600 extra women: How the Army did it - Women's Agenda

600 extra women: How the Army did it

When Brigadier Gavan Reynolds AM joined the Australian Defence Force in the particularly ‘Orwellian’ time of 1984, he felt very comfortable.

Everybody, he said, looked like him. They were male, and they were white. Most had also come from a private school and played rugby.

A couple of decades later and the Army realised it had a serious recruitment problem, with just a tiny proportion of its workforce female. Australian business and society had evolved, the Army was still stuck in the Cold War past.

Speaking at the Macquarie University Women Management Work conference this morning, Brigadier Reynolds shared what’s working for creating a more inclusive culture in the Army, and how he worked with former LT David Morrison to recruit an extra 600 women, upping the female workforce by 12%.

Most of us know some of ADF’s recent initiatives well. Former LT Morrison became an extremely vocal advocate for diversity and inclusion across the army, and put his face to the now famous YouTube speech in which he told members that the, “standard you walk past is the standard you accept”. Every ADF member was required to watch the video.

Making diversity and inclusion a priority at the highest level, as Morrison did, was one of three key points Brigadier Reynolds believes is necessary for creating cultural and structural change across the ADF and within any major organisation.

His second point is that the issue that’s holding an organisation back on diversity needs to be framed and understood. In the Army, the catalyst for realising there was a major issue was two-fold. Recruitment had dropped, and a number of scandals had broken publicly. “We had a good hard look at ourselves and realised we needed to change,” he said. “Something was horrifically wrong with our culture that allowed those incidents to take place. We needed a framework that fitted the new century.”

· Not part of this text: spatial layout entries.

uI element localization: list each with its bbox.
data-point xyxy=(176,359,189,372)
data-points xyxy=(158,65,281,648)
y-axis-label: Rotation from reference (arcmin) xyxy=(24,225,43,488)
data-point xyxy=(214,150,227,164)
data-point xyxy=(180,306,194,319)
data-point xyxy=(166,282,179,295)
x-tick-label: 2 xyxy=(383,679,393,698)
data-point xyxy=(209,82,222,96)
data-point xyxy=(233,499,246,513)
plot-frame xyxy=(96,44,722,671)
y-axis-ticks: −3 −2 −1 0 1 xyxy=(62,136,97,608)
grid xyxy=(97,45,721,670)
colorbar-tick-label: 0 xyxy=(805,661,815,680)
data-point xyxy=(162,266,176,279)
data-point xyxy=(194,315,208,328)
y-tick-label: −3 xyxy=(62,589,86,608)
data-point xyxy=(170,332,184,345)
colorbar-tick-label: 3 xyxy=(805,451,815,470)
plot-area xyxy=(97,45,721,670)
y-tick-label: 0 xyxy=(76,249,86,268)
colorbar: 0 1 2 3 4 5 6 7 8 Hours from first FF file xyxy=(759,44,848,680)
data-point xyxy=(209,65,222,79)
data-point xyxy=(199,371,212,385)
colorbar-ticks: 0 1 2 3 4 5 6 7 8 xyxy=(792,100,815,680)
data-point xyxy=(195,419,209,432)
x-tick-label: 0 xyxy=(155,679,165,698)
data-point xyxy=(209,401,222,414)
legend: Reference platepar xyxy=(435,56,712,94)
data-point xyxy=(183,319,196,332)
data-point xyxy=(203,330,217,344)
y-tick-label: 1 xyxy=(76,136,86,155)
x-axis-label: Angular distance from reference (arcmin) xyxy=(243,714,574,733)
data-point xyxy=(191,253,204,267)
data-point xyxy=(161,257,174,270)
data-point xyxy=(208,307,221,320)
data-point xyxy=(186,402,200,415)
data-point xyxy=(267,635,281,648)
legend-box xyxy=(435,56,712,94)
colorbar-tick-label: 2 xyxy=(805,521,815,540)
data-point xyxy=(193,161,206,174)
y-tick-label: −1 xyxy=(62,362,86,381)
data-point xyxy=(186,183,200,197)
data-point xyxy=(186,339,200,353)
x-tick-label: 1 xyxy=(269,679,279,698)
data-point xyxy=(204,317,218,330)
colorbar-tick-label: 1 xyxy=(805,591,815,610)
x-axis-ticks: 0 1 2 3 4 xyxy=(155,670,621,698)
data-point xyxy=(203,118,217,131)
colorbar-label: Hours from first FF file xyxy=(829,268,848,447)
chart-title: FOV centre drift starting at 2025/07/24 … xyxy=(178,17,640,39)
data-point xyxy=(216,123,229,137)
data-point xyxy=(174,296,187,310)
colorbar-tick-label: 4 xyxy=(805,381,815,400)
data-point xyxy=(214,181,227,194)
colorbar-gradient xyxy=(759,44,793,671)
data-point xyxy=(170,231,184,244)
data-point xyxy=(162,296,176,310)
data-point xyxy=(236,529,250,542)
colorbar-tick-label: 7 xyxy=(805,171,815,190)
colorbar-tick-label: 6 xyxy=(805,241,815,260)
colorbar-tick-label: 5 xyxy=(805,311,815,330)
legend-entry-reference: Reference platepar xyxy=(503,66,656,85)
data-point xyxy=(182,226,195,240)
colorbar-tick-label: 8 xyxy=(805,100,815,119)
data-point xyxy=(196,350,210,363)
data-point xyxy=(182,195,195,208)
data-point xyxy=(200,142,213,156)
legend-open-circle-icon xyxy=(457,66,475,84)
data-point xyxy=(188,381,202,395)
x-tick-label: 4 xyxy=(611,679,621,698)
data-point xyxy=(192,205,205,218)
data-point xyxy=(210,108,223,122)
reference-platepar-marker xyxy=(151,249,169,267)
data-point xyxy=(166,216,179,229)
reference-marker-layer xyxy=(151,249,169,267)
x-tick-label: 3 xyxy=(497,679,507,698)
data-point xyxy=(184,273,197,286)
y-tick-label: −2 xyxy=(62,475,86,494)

His final point was to design collaborative initiatives with a practical outcome. “It isn’t useful to tell people to be inclusive, unless you create the structures, the policies and the means for them to be inclusive.”

In the Army, including the word ‘respect’ as one of its four core values, has been essential to changing the culture, he said. Meanwhile, the first criteria on annual performance reports now covers inclusive and collaborative values. “This has been the most powerful tool,” he said. “What it has done is articulate to the workforce that we believe in a culture that’s collaborative and inclusive.”

The Army is now putting an emphasis on increasing the number of Indigenous recruits, before going on to expand its ethnic base.